The coronary artery ostia was identified, and proximal courses were probed. The coronary arteries were typical for transposition. Sinus one gave rise to the left main coronary, circumflex, and anterior interventricular arteries. Sinus two gave rise to the right coronary artery and sinus node artery. The coronary artery ostia were then excised with a generous button of sinus aorta. The proximal coronary arteries were mobilized with needle-tip electrocautery.
The ductus arteriosus, aortic arch, and descending thoracic aorta were mobilized. The ductus arteriosus was doubly ligated in continuity and divided. An additional ligature was left on the branch pulmonary arteries. The branch pulmonary arteries were again mobilized beyond the first branches. This helps reduce stretch stress on the branches following the LeCompte maneuver.
The main pulmonary artery was divided at the branch pulmonary artery bifurcation. The pulmonic (neo-aortic) valve was then inspected. The valve was found to be trileaflet with thin mobile leaflets, suitable for use in the aortic position. Next, medially based trapdoor incisions were made on adjacent sinus of Valsalva on the pulmonary (neo-aortic) root. The coronary artery buttons were reimplanted into the neo-aortic root with continuous 8-0 Prolene sutures, slightly cephalad to their original position.

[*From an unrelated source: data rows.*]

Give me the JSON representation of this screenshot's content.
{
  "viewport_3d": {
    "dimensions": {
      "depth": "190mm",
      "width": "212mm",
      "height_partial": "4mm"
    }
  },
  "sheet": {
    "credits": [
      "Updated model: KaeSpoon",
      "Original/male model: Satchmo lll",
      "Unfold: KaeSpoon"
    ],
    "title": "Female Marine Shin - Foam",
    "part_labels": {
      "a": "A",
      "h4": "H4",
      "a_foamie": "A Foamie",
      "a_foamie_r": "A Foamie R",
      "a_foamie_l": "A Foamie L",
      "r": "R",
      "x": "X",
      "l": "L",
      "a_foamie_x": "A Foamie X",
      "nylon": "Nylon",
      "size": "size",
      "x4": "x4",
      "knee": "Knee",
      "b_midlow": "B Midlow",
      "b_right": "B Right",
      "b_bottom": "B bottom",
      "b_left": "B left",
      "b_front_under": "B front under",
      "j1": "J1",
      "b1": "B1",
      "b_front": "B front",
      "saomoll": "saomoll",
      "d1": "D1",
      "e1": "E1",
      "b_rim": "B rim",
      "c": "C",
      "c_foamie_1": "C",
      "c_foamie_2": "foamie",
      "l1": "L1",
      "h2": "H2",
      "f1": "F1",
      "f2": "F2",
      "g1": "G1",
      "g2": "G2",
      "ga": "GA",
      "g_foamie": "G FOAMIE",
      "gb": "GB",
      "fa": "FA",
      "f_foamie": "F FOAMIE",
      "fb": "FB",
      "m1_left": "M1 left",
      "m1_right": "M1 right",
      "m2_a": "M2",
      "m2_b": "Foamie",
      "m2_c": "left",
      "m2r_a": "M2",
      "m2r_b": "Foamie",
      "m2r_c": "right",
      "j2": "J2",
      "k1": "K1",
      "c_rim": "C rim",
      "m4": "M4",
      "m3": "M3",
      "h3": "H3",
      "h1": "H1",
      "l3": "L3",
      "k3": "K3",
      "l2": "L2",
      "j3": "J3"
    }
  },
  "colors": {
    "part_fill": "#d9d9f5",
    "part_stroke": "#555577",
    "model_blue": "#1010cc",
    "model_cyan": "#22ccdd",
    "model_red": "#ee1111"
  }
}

The LeCompte maneuver was performed, bringing the branch pulmonary arteries anterior to the neo-aortic root. Next, the neo-aortic root was anastomosed to the ascending aorta with continuous 7-0 Prolene sutures. The antegrade cardioplegia cannula was then placed in the neo-aorta. This helps re-dose cardioplegia and aids in the identification of suture line leaks.
The neo-pulmonary root was reconstructed with a single pantaloon patch of thin pulmonary homograft secured with continuous 7-0 Prolene sutures. The branch pulmonary artery confluence—now anterior to neo-aorta—was anastomosed to the neo-pulmonary root with continuous 7-0 Prolene sutures. Finally, the atriotomy was closed with a dual layer of continuous 6-0 Prolene sutures.
The heart was de-aired via the aortic root vent. The aortic cross-clamp was then removed. The transesophageal echocardiogram demonstrated normal biventricular function, no left or right ventricular outflow tract obstruction, and laminar flow through the proximal coronary arteries.
The patient was successfully weaned and separated from cardiopulmonary bypass. The newborn’s chest was closed, and the patient was transferred to the cardiac intensive care unit. Lastly, the patient had an uneventful postoperative course and was discharged home on postoperative day 6.